- Born: 28 January 1889 Damietta, Egypt
- Died: 28 June 1979 (aged 90) Zamalek, Egypt
- Occupation: Activist
- Known for: Co-founding the Egyptian Feminist Union and Badaliya sodality

= Mary Kahil =

Egyptian feminist and Christian mystic

Mary Kahil (28 January 1889 – 28 June 1979) was an Egyptian feminist and Christian mystic. She was a member of the Melkite Greek Catholic Church, a founder of the Egyptian Feminist Union along with Huda Sha'arawi, and promoted Christian–Muslim dialogue in Egypt. She was also an intimate associate of Louis Massignon, with whom she founded the Badaliya movement.

==Life==
Mary Kahil was born in Damietta on 28 January 1889 to a bourgeois Melkite Greek Catholic family. Her father's family had migrated from Syria to Egypt in 1775 and risen to prominence under the viceregency of Muhammad Ali; her mother was German. She was educated in convent schools in Cairo and Beirut and spent the period of World War I with her mother's family in Europe before returning to Cairo.
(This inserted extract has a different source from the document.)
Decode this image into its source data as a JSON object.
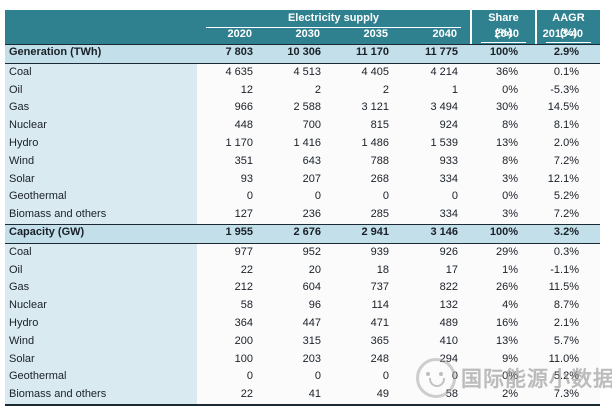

After returning to Cairo in 1920, Kahil became a cofounder with Huda Sha'arawi of the Egyptian Feminist Union, one of the first organized women's movements in the Arab world, and served as a secretary and codirector of the Islamic charity Mabarrat Muhammad 'Ali.

Board of the Egyptian Feminist Union circa 1923, Kahil standing center in back.

Significantly, the feminist movement in Egypt was inclusive of both Muslim and Christian women. The main priorities of this movement were to reform the legal rights of women, to outlaw child marriage, and to guarantee equal access to education for women. In addition, they opposed British imperialism, colonialism, and Zionism. Kahil played a leading role in the union's activities, and was during this time associated with Out el Kouloub, Umm Kulthum, and the family of Taha Hussein. Kahil was celibate.

Kahil was a leader in interreligious dialogue in twentieth-century Egypt. Kahil purchased a decommissioned Anglican church in Cairo, which was refounded as a Melkite Greek Catholic parish under the name Our Lady of Peace. In an adjacent house, she founded the Dar-es-Salaam Centre. The institution promoted interreligious dialogue, Arab Christian culture, and Egyptology, hosting annual conferences featuring Christian scholars of Islam until Kahil's death.

Kahil died on 28 June 1979 at her home in Zamalek.

==Relationship with Louis Massignon==
Kahil first met Louis Massignon in 1912, but did not meet him again until 1934.

In 1934, Kahil and Massignon met again in Cairo, and traveled to Damietta to pray at an abandoned church. When praying at this church, they vowed to live a life of intercession on behalf of Muslims; this was the founding of the Badaliya prayer movement. The two began an intimate correspondence. The correspondence between Massignon and Kahil has been partially published, though Kahil destroyed many of her letters and others are kept in an archive in the Vatican with no public access.

In addition to their shared religious activity, Kahil was the main influence on Massignon's turn to radical political activism on behalf of Algerian Muslims and others. Massignon, in turn, found in his relationship with Kahil a means for the fulfillment of spiritual aspirations which he felt had been frustrated by his marriage and professional life. The two came to understand their friendship in mystical terms, and addressed each other by the Arabic names Ibrahim, Massignon's religious name as a Franciscan tertiary and Maryam, the Arabic form of Kahil's name, extensively quoting Sufi poetry in their letters. Despite their intimacy and collaboration, the friendship was also a source of deep suffering for Kahil. After Massignon's death, Kahil wrote in her journal that she had a vision of Jean-Mohammed Abd-el-Jalil who assured her that Massignon had also suffered in their relationship, which brought her peace while grieving his death.